Ayant entrepris en 2018 la production par épisodes du monumental cycle des sept « journées » de Licht, Le Balcon s’attaquait cette année, avec la Philharmonie de Paris et le Festival d’Automne, à l’imposant Sonntag aus Licht. Les nombreux éléments modulaires et, pour certains d’entre eux, combinables, que Karlheinz Stockhausen a conçus pour être intégrés à son cycle opératique mais qui peuvent être joués isolément gagnent assurément à être entendus dans un cadre scénique unifié. La mise en espace de Ted Huffman est de ce point de vue une réussite, car bien qu’alliant une forte cohérence et une sobriété propice à la lisibilité de l’action et de la symbolique scéniques, elle préserve pour chacune des cinq scènes de ce Dimanche de Lumière – dont la durée cumulée a incité les organisateurs à les répartir sur deux soirées – sa physionomie et son climat spécifiques.
C’est à la Cité de la musique que prennent place les deux premières scènes. Les deux niveaux – parterre et balcon en U sur trois quarts du pourtour – offrent aux interprètes de nombreuses possibilités de répartition spatiale, et au public des configurations d’écoute assez diversifiées. Ève et Michaël font leur entrée en scène en deux points différents de la salle, Lucifer, troisième personnage clé du cycle, n’étant pas de la partie en ce jour dominical. Très présent puisqu’il intervient de nouveau dans les scènes 4 et 5, le ténor Hubert Mayer épouse parfaitement son rôle et se montre aussi à l’aise dans sa façon de se mouvoir que dans son adresse au public. La soprano Michiko Takahashi fait une Ève radieuse, dont la luminosité vocale ne saurait être plus en phase avec le sujet. Dirigés par un Maxime Pascal qui fait corps avec la matière sonore, les musiciens du Balcon et de l’Orchestre de chambre de Paris sont amenés eux aussi à se déplacer et le fait qu’ils évoluent au sein ou à proximité du public, associé à une indispensable sonorisation de chacun, occasionne selon l’endroit où l’on est placé quelques contradictions entre le son direct et celui des haut-parleurs qui, loin d’être gênantes, apportent leur part d’étrangeté. Une lumière colorée sur leur pupitre, bleue ou verte, signale leur rattachement au matériau de Michaël ou à celui d’Ève, issu de la « super formule » qui régit l’ensemble du cycle. Entièrement vocale, la scène 2 réunit quatre solistes, sept petits ensembles vocaux (autant de catégories d’anges facilement identifiables par la couleur de leur costume), et un chœur tutti (Chœur Stella Maris) présent en arrière-plan, dont l’accord consonnant qui traverse toute la scène semble se souvenir de Stimmung. Sans surprise au nombre sept elles aussi, les langues chantées interfèrent.
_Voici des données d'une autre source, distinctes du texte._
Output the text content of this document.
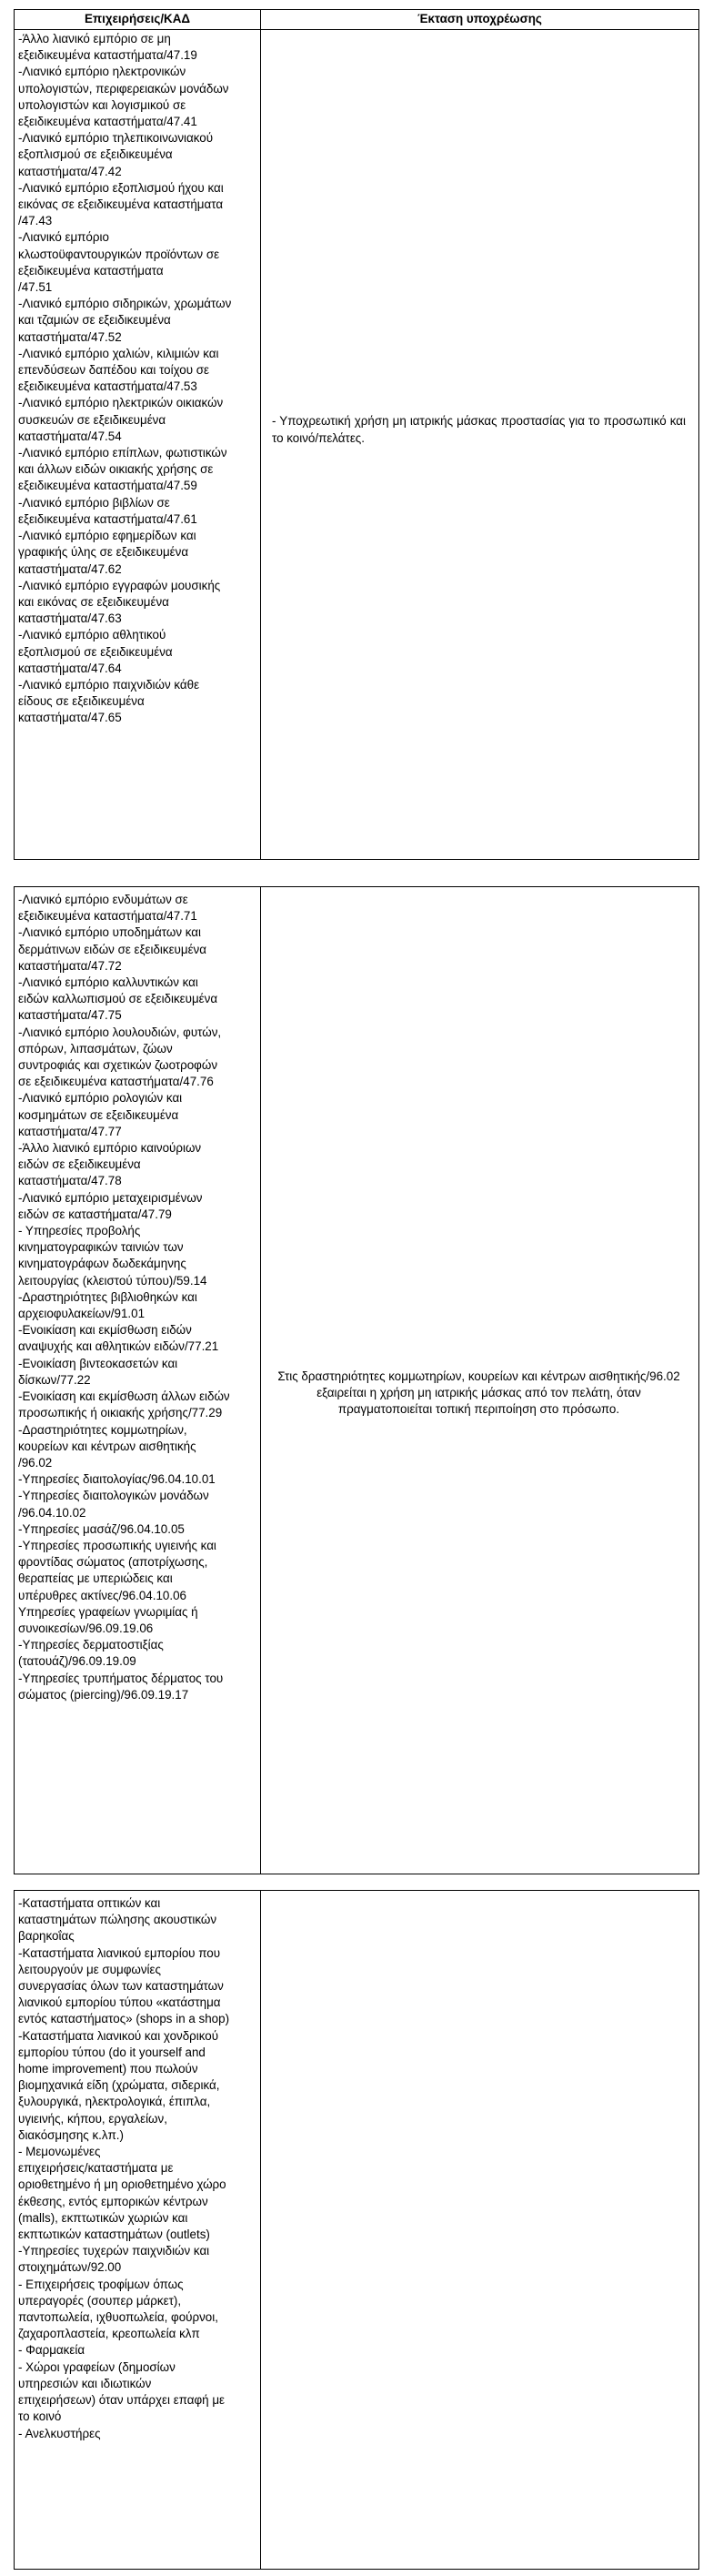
Επιχειρήσεις/ΚΑΔ	Έκταση υποχρέωσης
-Άλλο λιανικό εμπόριο σε μη
εξειδικευμένα καταστήματα/47.19
-Λιανικό εμπόριο ηλεκτρονικών
υπολογιστών, περιφερειακών μονάδων
υπολογιστών και λογισμικού σε
εξειδικευμένα καταστήματα/47.41
-Λιανικό εμπόριο τηλεπικοινωνιακού
εξοπλισμού σε εξειδικευμένα
καταστήματα/47.42
-Λιανικό εμπόριο εξοπλισμού ήχου και
εικόνας σε εξειδικευμένα καταστήματα
/47.43
-Λιανικό εμπόριο
κλωστοϋφαντουργικών προϊόντων σε
εξειδικευμένα καταστήματα
/47.51
-Λιανικό εμπόριο σιδηρικών, χρωμάτων
και τζαμιών σε εξειδικευμένα
καταστήματα/47.52
-Λιανικό εμπόριο χαλιών, κιλιμιών και
επενδύσεων δαπέδου και τοίχου σε
εξειδικευμένα καταστήματα/47.53
-Λιανικό εμπόριο ηλεκτρικών οικιακών
συσκευών σε εξειδικευμένα
καταστήματα/47.54
-Λιανικό εμπόριο επίπλων, φωτιστικών
και άλλων ειδών οικιακής χρήσης σε
εξειδικευμένα καταστήματα/47.59
-Λιανικό εμπόριο βιβλίων σε
εξειδικευμένα καταστήματα/47.61
-Λιανικό εμπόριο εφημερίδων και
γραφικής ύλης σε εξειδικευμένα
καταστήματα/47.62
-Λιανικό εμπόριο εγγραφών μουσικής
και εικόνας σε εξειδικευμένα
καταστήματα/47.63
-Λιανικό εμπόριο αθλητικού
εξοπλισμού σε εξειδικευμένα
καταστήματα/47.64
-Λιανικό εμπόριο παιχνιδιών κάθε
είδους σε εξειδικευμένα
καταστήματα/47.65
- Υποχρεωτική χρήση μη ιατρικής μάσκας προστασίας για το προσωπικό και το κοινό/πελάτες.
-Λιανικό εμπόριο ενδυμάτων σε
εξειδικευμένα καταστήματα/47.71
-Λιανικό εμπόριο υποδημάτων και
δερμάτινων ειδών σε εξειδικευμένα
καταστήματα/47.72
-Λιανικό εμπόριο καλλυντικών και
ειδών καλλωπισμού σε εξειδικευμένα
καταστήματα/47.75
-Λιανικό εμπόριο λουλουδιών, φυτών,
σπόρων, λιπασμάτων, ζώων
συντροφιάς και σχετικών ζωοτροφών
σε εξειδικευμένα καταστήματα/47.76
-Λιανικό εμπόριο ρολογιών και
κοσμημάτων σε εξειδικευμένα
καταστήματα/47.77
-Άλλο λιανικό εμπόριο καινούριων
ειδών σε εξειδικευμένα
καταστήματα/47.78
-Λιανικό εμπόριο μεταχειρισμένων
ειδών σε καταστήματα/47.79
- Υπηρεσίες προβολής
κινηματογραφικών ταινιών των
κινηματογράφων δωδεκάμηνης
λειτουργίας (κλειστού τύπου)/59.14
-Δραστηριότητες βιβλιοθηκών και
αρχειοφυλακείων/91.01
-Ενοικίαση και εκμίσθωση ειδών
αναψυχής και αθλητικών ειδών/77.21
-Ενοικίαση βιντεοκασετών και
δίσκων/77.22
-Ενοικίαση και εκμίσθωση άλλων ειδών
προσωπικής ή οικιακής χρήσης/77.29
-Δραστηριότητες κομμωτηρίων,
κουρείων και κέντρων αισθητικής
/96.02
-Υπηρεσίες διαιτολογίας/96.04.10.01
-Υπηρεσίες διαιτολογικών μονάδων
/96.04.10.02
-Υπηρεσίες μασάζ/96.04.10.05
-Υπηρεσίες προσωπικής υγιεινής και
φροντίδας σώματος (αποτρίχωσης,
θεραπείας με υπεριώδεις και
υπέρυθρες ακτίνες/96.04.10.06
Υπηρεσίες γραφείων γνωριμίας ή
συνοικεσίων/96.09.19.06
-Υπηρεσίες δερματοστιξίας
(τατουάζ)/96.09.19.09
-Υπηρεσίες τρυπήματος δέρματος του
σώματος (piercing)/96.09.19.17
Στις δραστηριότητες κομμωτηρίων, κουρείων και κέντρων αισθητικής/96.02 εξαιρείται η χρήση μη ιατρικής μάσκας από τον πελάτη, όταν πραγματοποιείται τοπική περιποίηση στο πρόσωπο.
-Καταστήματα οπτικών και
καταστημάτων πώλησης ακουστικών
βαρηκοΐας
-Καταστήματα λιανικού εμπορίου που
λειτουργούν με συμφωνίες
συνεργασίας όλων των καταστημάτων
λιανικού εμπορίου τύπου «κατάστημα
εντός καταστήματος» (shops in a shop)
-Καταστήματα λιανικού και χονδρικού
εμπορίου τύπου (do it yourself and
home improvement) που πωλούν
βιομηχανικά είδη (χρώματα, σιδερικά,
ξυλουργικά, ηλεκτρολογικά, έπιπλα,
υγιεινής, κήπου, εργαλείων,
διακόσμησης κ.λπ.)
- Μεμονωμένες
επιχειρήσεις/καταστήματα με
οριοθετημένο ή μη οριοθετημένο χώρο
έκθεσης, εντός εμπορικών κέντρων
(malls), εκπτωτικών χωριών και
εκπτωτικών καταστημάτων (outlets)
-Υπηρεσίες τυχερών παιχνιδιών και
στοιχημάτων/92.00
- Επιχειρήσεις τροφίμων όπως
υπεραγορές (σουπερ μάρκετ),
παντοπωλεία, ιχθυοπωλεία, φούρνοι,
ζαχαροπλαστεία, κρεοπωλεία κλπ
- Φαρμακεία
- Χώροι γραφείων (δημοσίων
υπηρεσιών και ιδιωτικών
επιχειρήσεων) όταν υπάρχει επαφή με
το κοινό
- Ανελκυστήρες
La projection vocale des quatre solistes habite l’espace de la salle, se prolongeant et se ramifiant dans une polychoralité à la respiration ample.
L’atmosphère plus intimiste de la scène 3 initie la seconde soirée, qui débute cette fois dans la grande salle de la Philharmonie. Si Michaël apparaît de nouveau en tant que ténor avec son double instrumental, la trompette, Ève est incarnée par la flûte et le cor de basset. Flûte et trompette sont par moments altérées par une modulation en anneaux, traitement électronique vintage mais toujours efficace et subtilement dosé par Augustin Muller. Ce quatuor évolue en souplesse, avec des mouvements et des gestes qui tiennent autant de la chorégraphie que du rituel. La blancheur immaculée de la scène laisse toute latitude à la projection, sur le large écran de fond de scène, des « images de lumière », sorte d’imagier passant en revue phénomènes géologiques et climatiques, fleurs, animaux et bien d’autres éléments terrestres célébrés dans la ferveur de la louange. À cour dans la salle, près de la scène, le synthétiseur assure de nouveau le rôle unificateur qui n’est pas sans rappeler l’orgue liturgique. Plus didactique, la scène 4 expose les sept emblèmes de Licht tandis que sept senteurs d’encens sont répandues successivement en plusieurs points de la vaste salle. Huit chanteurs, dont un enfant, participent à cette nouvelle phase du rituel, là encore avec l’atout d’une limpidité vocale en parfaite adéquation avec la clarté scénographique, tant pour les mouvements que pour la signalétique des couleurs. La brève traversée de la scène, de cour à jardin, par un cheval blanc ajoute une touche féérique à ce moment de grâce.
Le caractère hors norme de ce spectacle ne s’arrête pas là, car la scène 5 est destinée à être jouée deux fois. Elle n’est cependant pas entendue deux fois à l’identique, car la musique présente deux visages complémentaires, impliquant dans la salle de la Philharmonie cinq groupes instrumentaux, et dans celle de la Cité de la musique autant de groupes vocaux. Cette scène nécessitant dix chefs, Maxime Pascal a choisi de ne pas intervenir lui-même mais de mettre en avant ses jeunes confrères et consœurs. La participation de l’Académie du Conservatoire de Paris (CNSMDP) et de la Maîtrise de Paris (CRR) apporte sur scène l’enthousiasme vivifiant de musiciens plus jeunes encore. Réparti en deux groupes et invité à se déplacer, le public entend les deux pièces dans l'ordre ou dans l’ordre inverse selon qu’il était initialement assis au parterre ou à l’un des balcons. Pas plus que ces deux visages musicaux ne sont vraiment différents, ils ne sont pas vraiment identiques. Comme leur structure, leur matériau est le même, ce que l’on repère principalement par un même environnement harmonique, avec au début une tendance à évoquer le bourdon de la musique rituelle tibétaine. Pour rendre plus explicite encore la parenté des deux pièces, une liaison audio et vidéo fait à sept reprises entendre et voir la musique d’une salle dans l’autre, et réciproquement. Du point de vue de la texture polyphonique, cette scène est la plus complexe et la plus dense, célébrant dans une euphorie polyglotte proche de la transe les Hoch-Zeiten (mariages ou temps-hauts). L’Abschied (Adieu), version pour cinq synthétiseurs de la même scène, étant diffusé dans les couloirs et les halls, seuls les spectateurs pour lesquels l’heure tardive à laquelle mène cette aventure opératique n’importe pas prennent le temps de traverser dans toute sa durée ce sas sonore vers la sortie.
On sait gré aux organisateurs et programmateurs d’avoir fait et réussi le pari de ce temps long à rebours de notre époque, permettant de se laisser porter, que l’on adhère ou non à ce syncrétisme spirituel mêlant bouddhisme indien et zen, christianisme et soufisme, par un flux musical dont la sérénité méditative ne saurait dissimuler la puissance, et dont la clarté permet d’accéder à la plénitude sonore.